The twin Darwin bridges, which are located on Boulevard de l’Île-des-Sœurs in Verdun, have been completely rebuilt using concrete containing 10 per cent recycled glass powder, making this innovative achievement a world first.
A world premiere: Concrete containing recycled glass powder
These are the world’s first bridges built with concrete containing finely ground recycled glass powder. This innovation is the result of 17 years of research at the University of Sherbrooke.
Cement production is a major source of greenhouse gases. Replacing 10 per cent of the cement with recycled glass powder resulted in:
- Recycling the equivalent of 70,000 wine bottles.
- Using 40,000 kg less cement, (about 1,400 30 kg bags).

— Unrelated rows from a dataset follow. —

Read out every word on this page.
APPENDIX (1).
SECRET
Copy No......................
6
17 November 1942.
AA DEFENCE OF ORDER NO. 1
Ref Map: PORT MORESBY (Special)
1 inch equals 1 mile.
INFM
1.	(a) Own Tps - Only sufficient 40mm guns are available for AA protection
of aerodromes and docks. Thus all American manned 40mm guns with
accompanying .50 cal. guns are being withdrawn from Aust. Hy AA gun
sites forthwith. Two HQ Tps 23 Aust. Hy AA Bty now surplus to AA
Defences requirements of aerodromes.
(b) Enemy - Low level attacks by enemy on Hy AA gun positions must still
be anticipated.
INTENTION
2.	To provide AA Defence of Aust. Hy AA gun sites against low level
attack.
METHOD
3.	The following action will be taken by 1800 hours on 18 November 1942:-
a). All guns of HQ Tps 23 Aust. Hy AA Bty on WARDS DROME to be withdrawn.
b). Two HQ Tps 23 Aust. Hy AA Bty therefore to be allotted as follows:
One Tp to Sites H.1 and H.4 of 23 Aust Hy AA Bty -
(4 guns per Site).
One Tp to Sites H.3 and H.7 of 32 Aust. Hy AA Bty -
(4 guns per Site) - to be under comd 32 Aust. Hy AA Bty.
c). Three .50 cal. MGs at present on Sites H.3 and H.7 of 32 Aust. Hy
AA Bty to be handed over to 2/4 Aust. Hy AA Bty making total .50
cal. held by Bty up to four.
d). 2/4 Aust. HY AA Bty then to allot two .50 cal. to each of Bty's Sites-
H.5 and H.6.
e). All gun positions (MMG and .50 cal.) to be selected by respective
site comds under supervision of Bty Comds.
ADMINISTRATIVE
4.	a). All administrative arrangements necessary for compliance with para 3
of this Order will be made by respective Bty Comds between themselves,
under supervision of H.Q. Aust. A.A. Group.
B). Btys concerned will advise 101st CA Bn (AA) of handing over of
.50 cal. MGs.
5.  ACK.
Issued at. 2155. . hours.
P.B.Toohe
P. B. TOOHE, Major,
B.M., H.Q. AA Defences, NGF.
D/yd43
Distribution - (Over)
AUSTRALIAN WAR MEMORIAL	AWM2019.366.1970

- Reducing CO2 emissions by 40 tonnes (the amount of CO2 produced by a car travelling 200,000 km).
A longer service life
The use of glass powder to replace part of the cement makes the concrete more impermeable, resistant and durable. Combined with corrosion-resistant stainless-steel rebar, the glass powder/concrete mixture increases the predicted life span of the two bridges from 75 to 125 years.
Two prestigious awards for this ground-breaking project
The American Concrete Institute - Quebec and Eastern Ontario Chapter - gave the project its 2021 Award of Excellence winner in the Infrastructure category and submitted it to the ACI international organization, which awarded it the prestigious 2021 Award of Excellence in the Infrastructure category.
Two major partners collaborated with the city in this pilot project: The SAQ, and the SAQ Research Chair in Glass Recovery in Materials at the University of Sherbrooke.